0

I'm running nginx server with php-fpm.

I'm using "c5d.xlarge" ec2 instance type to host my website.

c5d.xlarge = 4 vcpu & 8GB RAM.

If active connections go beyond 10k on my ELB, CPU Utilization goes beyond 60-70% on my all 15 servers.

php-fpm configuration:

pm = dynamic
pm.max_children = 65
pm.start_servers = 10
pm.min_spare_servers = 10
pm.max_spare_servers = 20
pm.max_requests = 600

nginx configuration:

user  www-data;
worker_processes  4;
pid        /var/run/nginx.pid;


events {
    worker_connections  3072;
}


http {
        ##
        # Basic Settings
        ##

        charset utf-8;
        sendfile on;
        tcp_nopush on;
        tcp_nodelay on;
        server_tokens off;
        log_not_found off;
        types_hash_max_size 2048;
        client_max_body_size 16M;
        keepalive_timeout  70;
        client_header_timeout 3000;
        client_body_timeout 3000;
        fastcgi_read_timeout 3000;
        fastcgi_buffers 8 128k;
        fastcgi_buffer_size 128k;

        # MIME
        include /etc/nginx/mime.types;
        default_type application/octet-stream;
   log_format  main  '$remote_addr - $remote_user [$time_local] "$request" '
                      '$status $body_bytes_sent "$http_referer" '
                      '"$http_user_agent" "$http_x_forwarded_for"';

    access_log  /home/ubuntu/apps/log/default/access.log  main buffer=32k;
    error_log   /home/ubuntu/apps/log/default/error.log;


    gzip on;
        gzip_disable "MSIE [1-6]\.";

        # Only allow proxy request with these headers to be gzipped.
        gzip_proxied expired no-cache no-store private auth;

        # Default is 6 (1<n<9), but 2 -- even 1 -- is enough. The higher it is, the
        # more CPU cycles will be wasted.
        gzip_comp_level 7;
        gzip_min_length 20; # Default 20

        gzip_types text/plain text/css application/json application/javascript  application/x-javascript text/xml application/xml application/xml+rss text/javascript;

    include /etc/nginx/conf.d/*.conf;

top command output: top command output

Please suggest if these configurations are okay. I'm not too sure if this much cpu utilization for these many active connections is alright. I'll be really grateful if someone can guide me in setting up nginx and php-fpm for optimal performance.

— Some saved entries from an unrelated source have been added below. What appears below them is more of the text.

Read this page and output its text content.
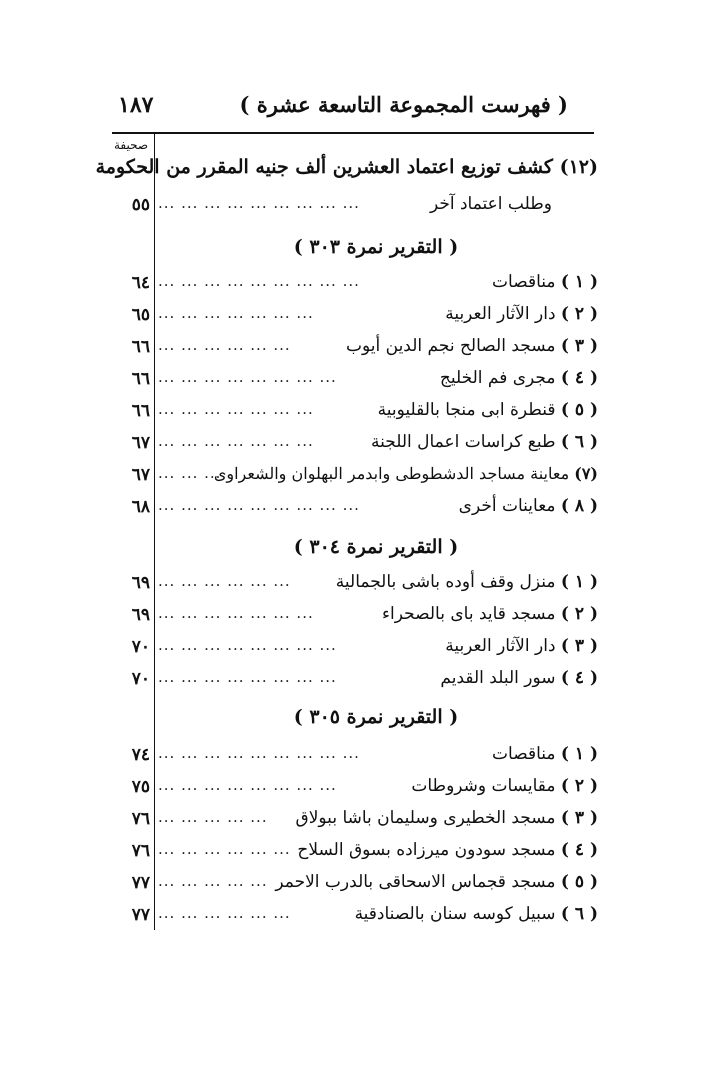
١٨٧	( فهرست المجموعة التاسعة عشرة )
صحيفة
(١٢) كشف توزيع اعتماد العشرين ألف جنيه المقرر من الحكومة
٥٥ ... ... ... ... ... ... ... ... ...	وطلب اعتماد آخر
( التقرير نمرة ٣٠٣ )
٦٤ ... ... ... ... ... ... ... ... ...	( ١ ) مناقصات
٦٥ ... ... ... ... ... ... ...	( ٢ ) دار الآثار العربية
٦٦ ... ... ... ... ... ...	( ٣ ) مسجد الصالح نجم الدين أيوب
٦٦ ... ... ... ... ... ... ... ...	( ٤ ) مجرى فم الخليج
٦٦ ... ... ... ... ... ... ...	( ٥ ) قنطرة ابى منجا بالقليوبية
٦٧ ... ... ... ... ... ... ...	( ٦ ) طبع كراسات اعمال اللجنة
٦٧ ... ... ...	(٧) معاينة مساجد الدشطوطى وابدمر البهلوان والشعراوى
٦٨ ... ... ... ... ... ... ... ... ...	( ٨ ) معاينات أخرى
( التقرير نمرة ٣٠٤ )
٦٩ ... ... ... ... ... ...	( ١ ) منزل وقف أوده باشى بالجمالية
٦٩ ... ... ... ... ... ... ...	( ٢ ) مسجد قايد باى بالصحراء
٧٠ ... ... ... ... ... ... ... ...	( ٣ ) دار الآثار العربية
٧٠ ... ... ... ... ... ... ... ...	( ٤ ) سور البلد القديم
( التقرير نمرة ٣٠٥ )
٧٤ ... ... ... ... ... ... ... ... ...	( ١ ) مناقصات
٧٥ ... ... ... ... ... ... ... ...	( ٢ ) مقايسات وشروطات
٧٦ ... ... ... ... ...	( ٣ ) مسجد الخطيرى وسليمان باشا ببولاق
٧٦ ... ... ... ... ... ...	( ٤ ) مسجد سودون ميرزاده بسوق السلاح
٧٧ ... ... ... ... ...	( ٥ ) مسجد قجماس الاسحاقى بالدرب الاحمر
٧٧ ... ... ... ... ... ...	( ٦ ) سبيل كوسه سنان بالصنادقية
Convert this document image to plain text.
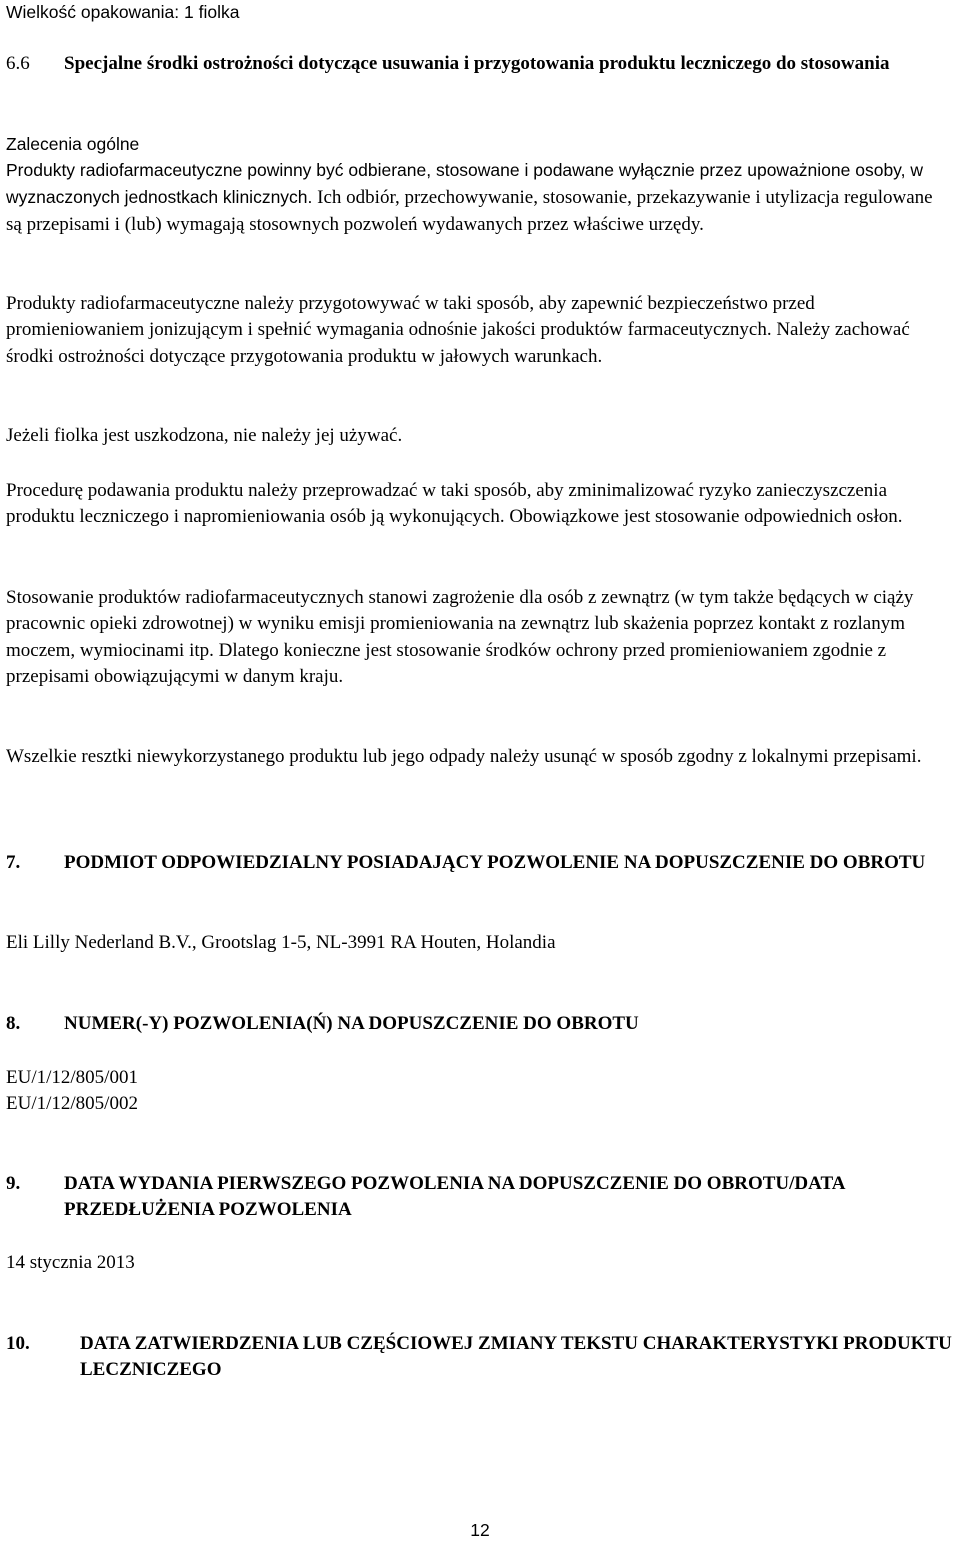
Wielkość opakowania: 1 fiolka
6.6 Specjalne środki ostrożności dotyczące usuwania i przygotowania produktu leczniczego do stosowania
Zalecenia ogólne

Produkty radiofarmaceutyczne powinny być odbierane, stosowane i podawane wyłącznie przez upoważnione osoby, w wyznaczonych jednostkach klinicznych. Ich odbiór, przechowywanie, stosowanie, przekazywanie i utylizacja regulowane są przepisami i (lub) wymagają stosownych pozwoleń wydawanych przez właściwe urzędy.

Produkty radiofarmaceutyczne należy przygotowywać w taki sposób, aby zapewnić bezpieczeństwo przed promieniowaniem jonizującym i spełnić wymagania odnośnie jakości produktów farmaceutycznych. Należy zachować środki ostrożności dotyczące przygotowania produktu w jałowych warunkach.

Jeżeli fiolka jest uszkodzona, nie należy jej używać.

Procedurę podawania produktu należy przeprowadzać w taki sposób, aby zminimalizować ryzyko zanieczyszczenia produktu leczniczego i napromieniowania osób ją wykonujących. Obowiązkowe jest stosowanie odpowiednich osłon.

Stosowanie produktów radiofarmaceutycznych stanowi zagrożenie dla osób z zewnątrz (w tym także będących w ciąży pracownic opieki zdrowotnej) w wyniku emisji promieniowania na zewnątrz lub skażenia poprzez kontakt z rozlanym moczem, wymiocinami itp. Dlatego konieczne jest stosowanie środków ochrony przed promieniowaniem zgodnie z przepisami obowiązującymi w danym kraju.

Wszelkie resztki niewykorzystanego produktu lub jego odpady należy usunąć w sposób zgodny z lokalnymi przepisami.

7. PODMIOT ODPOWIEDZIALNY POSIADAJĄCY POZWOLENIE NA DOPUSZCZENIE DO OBROTU
Eli Lilly Nederland B.V., Grootslag 1-5, NL-3991 RA Houten, Holandia
8. NUMER(-Y) POZWOLENIA(Ń) NA DOPUSZCZENIE DO OBROTU
EU/1/12/805/001
EU/1/12/805/002
9. DATA WYDANIA PIERWSZEGO POZWOLENIA NA DOPUSZCZENIE DO OBROTU/DATA PRZEDŁUŻENIA POZWOLENIA
14 stycznia 2013
10.	DATA ZATWIERDZENIA LUB CZĘŚCIOWEJ ZMIANY TEKSTU CHARAKTERYSTYKI PRODUKTU LECZNICZEGO
12
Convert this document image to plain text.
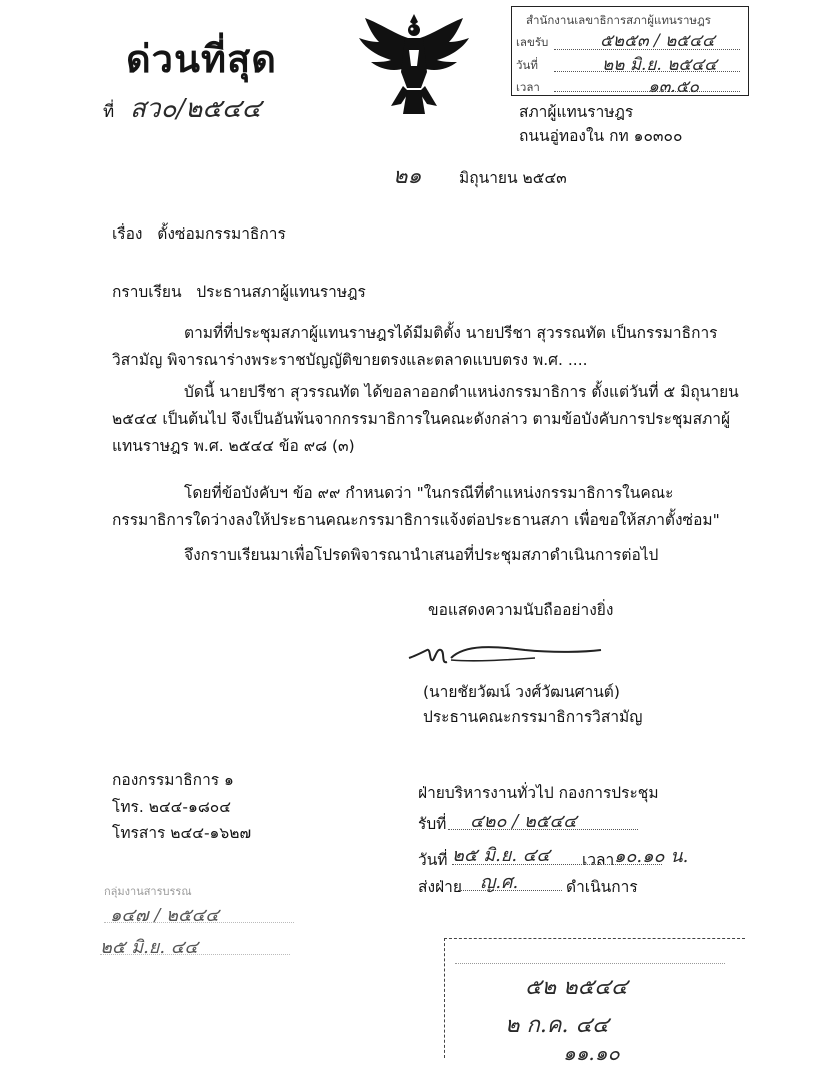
ด่วนที่สุด
ที่ สว๐/๒๕๔๔
สำนักงานเลขาธิการสภาผู้แทนราษฎร
เลขรับ	๕๒๕๓ / ๒๕๔๔
วันที่	๒๒ มิ.ย. ๒๕๔๔
เวลา	๑๓.๕๐
สภาผู้แทนราษฎร
ถนนอู่ทองใน กท ๑๐๓๐๐
๒๑ มิถุนายน ๒๕๔๓
เรื่อง ตั้งซ่อมกรรมาธิการ
กราบเรียน ประธานสภาผู้แทนราษฎร
ตามที่ที่ประชุมสภาผู้แทนราษฎรได้มีมติตั้ง นายปรีชา สุวรรณทัต เป็นกรรมาธิการวิสามัญ พิจารณาร่างพระราชบัญญัติขายตรงและตลาดแบบตรง พ.ศ. ....
บัดนี้ นายปรีชา สุวรรณทัต ได้ขอลาออกตำแหน่งกรรมาธิการ ตั้งแต่วันที่ ๕ มิถุนายน ๒๕๔๔ เป็นต้นไป จึงเป็นอันพ้นจากกรรมาธิการในคณะดังกล่าว ตามข้อบังคับการประชุมสภาผู้แทนราษฎร พ.ศ. ๒๕๔๔ ข้อ ๙๘ (๓)
โดยที่ข้อบังคับฯ ข้อ ๙๙ กำหนดว่า "ในกรณีที่ตำแหน่งกรรมาธิการในคณะกรรมาธิการใดว่างลงให้ประธานคณะกรรมาธิการแจ้งต่อประธานสภา เพื่อขอให้สภาตั้งซ่อม"
จึงกราบเรียนมาเพื่อโปรดพิจารณานำเสนอที่ประชุมสภาดำเนินการต่อไป
ขอแสดงความนับถืออย่างยิ่ง
(นายชัยวัฒน์ วงศ์วัฒนศานต์)
ประธานคณะกรรมาธิการวิสามัญ
กองกรรมาธิการ ๑
โทร. ๒๔๔-๑๘๐๔
โทรสาร ๒๔๔-๑๖๒๗
ฝ่ายบริหารงานทั่วไป กองการประชุม
รับที่ ๔๒๐ / ๒๕๔๔
วันที่ ๒๕ มิ.ย. ๔๔ เวลา ๑๐.๑๐ น.
ส่งฝ่าย ญ.ศ.	ดำเนินการ
กลุ่มงานสารบรรณ
๑๔๗ / ๒๕๔๔
๒๕ มิ.ย. ๔๔
๕๒ ๒๕๔๔
๒ ก.ค. ๔๔
๑๑.๑๐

If anymore information is required, please let me know.

Axel
  • 323
  • 1
  • 6
  • 17
  • That must be a heck of a busy website. I assume you're doing things like caching pages that are static or rarely changing for users that aren't logged in? That isn't practical in all situations. – Tim Nov 04 '19 at 19:05

1 Answers1

1

Lets get started with php-fpm

pm = dynamic

The dynamic process model keeps a bunch of workers waiting around for a request to come through. Meanwhile, these workers at utilizing CPU cycles and memory. ondemand is the best choice for FPM process models as it scales out as needed. Before you say "well, the daemon is going to have to fork() the new child" which is also intensive, remember that this is not a very expensive operation with modern OS's and hardware.

pm.max_children = 65

This is most likely completely unsustainable, unless your php memory_limit is set at 100MB, which is never enough to run any kind of PHP process. Realize that if you're going to let FPM scale out to 65 workers, they all could potentially use UP to memory_limit. Without the RAM to back it up, this setting value is a recipe for locking up a server.

pm.start_servers = 10
pm.min_spare_servers = 10
pm.max_spare_servers = 20

I won't comment on these as they are sane enough.

pm.max_requests = 600

This value is meaningless in the ondemand PM, but I will speak to it. What's the point of killing the worker after 600 requests? If your application is leaking that much memory that you need to reap it, you need to evaluate the application itself.

On to nginx

worker_process = 4

Worker Processes should actually be set to auto to allow nginx to find the right balance. Typically, one is enough for most use cases, however.

worker_connections  3072;

This is another potentially dangerous setting. Have you consulted ulimit -n to see how many open files are allowed per process? How many cores are available on your system (grep -c processor /proc/cpuinfo)? Generally speaking, this value should be $CPU_CORES * ulimit, which in your case is probably 2048, given your choice of EC2 instance.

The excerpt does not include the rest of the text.